Sommeil et dépression

La dépression implique une tristesse et un désespoir prolongés, une altération de la pensée, des auto-évaluations déformées, un traitement de la mémoire biaisé et des rêves / cauchemars désagréables. On sait depuis longtemps qu'il existe une forte relation entre le sommeil et la dépression. Quand nous sommes déprimés, nous dormons trop ou trop peu et nous nous réveillons trop tôt le matin. Nous ne nous sentons jamais complètement rafraîchis par le sommeil et le sommeil, quand il arrive, est agité et ponctué par trop de réveils. Je ne connais aucun cas de dépression sans perturbation profonde du sommeil. Il se peut même que la perturbation du sommeil puisse déclencher des épisodes dépressifs. Pourquoi la dépression est-elle si intimement liée au sommeil? Une compréhension de cette relation peut-elle nous aider à traiter les épisodes dépressifs? Une indication que la réponse à cette question est oui est qu'une ou deux nuits de privation de sommeil délibérée peuvent entraîner une levée des symptômes de l'humeur pour certains patients déprimés.

Alors, pourquoi le sommeil et la dépression pourraient-ils être liés? Les anomalies du sommeil REM (mouvement oculaire rapide) sont les principales sources de symptomatologie de la dépression, car elles reproduisent exactement la pathophysiologie connue du trouble dépressif majeur (TDM). Les études de lésion et de neuroimagerie suggèrent que la pathogenèse du TDM implique des niveaux anormalement élevés d'activité dans les structures paralimbiques et le cortex préfrontal ventromédian (vmPFC) et des niveaux anormalement bas d'activité dans le cortex préfrontal dorsolatéral (dPFC).
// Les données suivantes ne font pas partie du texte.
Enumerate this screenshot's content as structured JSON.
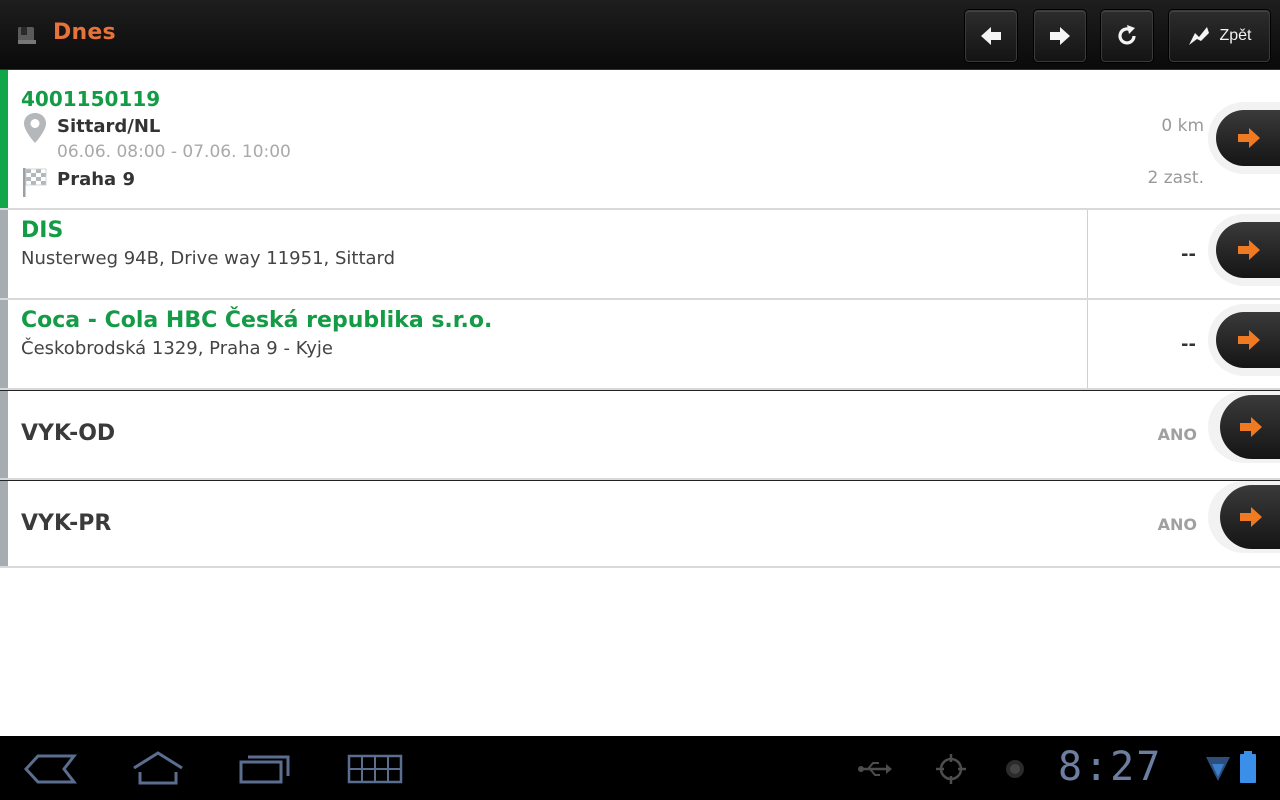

La personne atteinte de dépression ne peut donc pas recruter efficacement le dPFC pour réguler l'activité émotionnelle négative paralimbique et vmPFC par le biais de stratégies de réévaluation / suppression. L'attention sur le terrain s'est donc portée sur la question de savoir pourquoi les structures paralimbiques / vmPFC sont chroniquement suractivées et les structures dPFC sous-activées dans le trouble dépressif majeur (TDM) afin de développer des stratégies plus efficaces pour moduler ces systèmes de manière appropriée.

Alors qu'une foule de facteurs génétiques, neurochimiques et psychologiques ont été impliqués dans la production de la symptomatologie dépressive, aucun de ces facteurs ne se rattache directement à la physiopathologie connue du TDM. Un mécanisme proche qui donne directement le profil physiopathologique des systèmes paralimbiques / vmPFC hyperactifs et des systèmes dPFC hypoactifs est la désinhibition de REM. L'hyperactivation paralimbique / vmPFC et l'hypoactivation du dPFC caractérisent exactement les schémas d'activation / désactivation cérébraux REM normaux tout au long du cycle du sommeil. Plusieurs fois par nuit, REM active de manière sélective et intensive des structures clés dans les systèmes paralimbiques / vmPFC (par exemple, amygdala, vmPFC lui-même, etc.) et régule à la baisse les systèmes dPFC. Au meilleur de nos connaissances, ce modèle de suractivation de vmPFC et d'hypoactivation de dPFC se produit naturellement uniquement dans le REM. Le REM, en outre, est également associé à la production d'affects négatifs et à la consolidation sélective de souvenirs émotionnels négatifs. Est-ce une surprise alors que REM et la dépression sont si intimement liés?

Les faits ci-dessus semblent suggérer que vous pouvez vous débarrasser de la dépression en se débarrassant de REM et cela semble être ce qui se passe avec de nombreux antidépresseurs. Ces médicaments tendent à supprimer le REM et certaines études ont montré que plus la suppression du REM est importante, plus l'effet antidépresseur est important. Le problème avec cette stratégie de suppresseur REM est bien sûr que nous ne savons pas ce que REM fait normalement. Il n'a sûrement pas été créé par Mère Nature pour induire des symptômes dépressifs, donc une suppression prématurée peut être associée à des conséquences à long terme sur la santé. D'un autre côté, il se peut que la suppression d'une facette de la physiologie du REM soit suffisante pour réduire les symptômes dépressifs. Nous n'en savons tout simplement pas assez sur les fonctions REM et d'humeur pour dire avec certitude. Malheureusement, le financement de la recherche sur le sommeil est en train d'être réduit – une politique à courte vue, s'il y en avait une.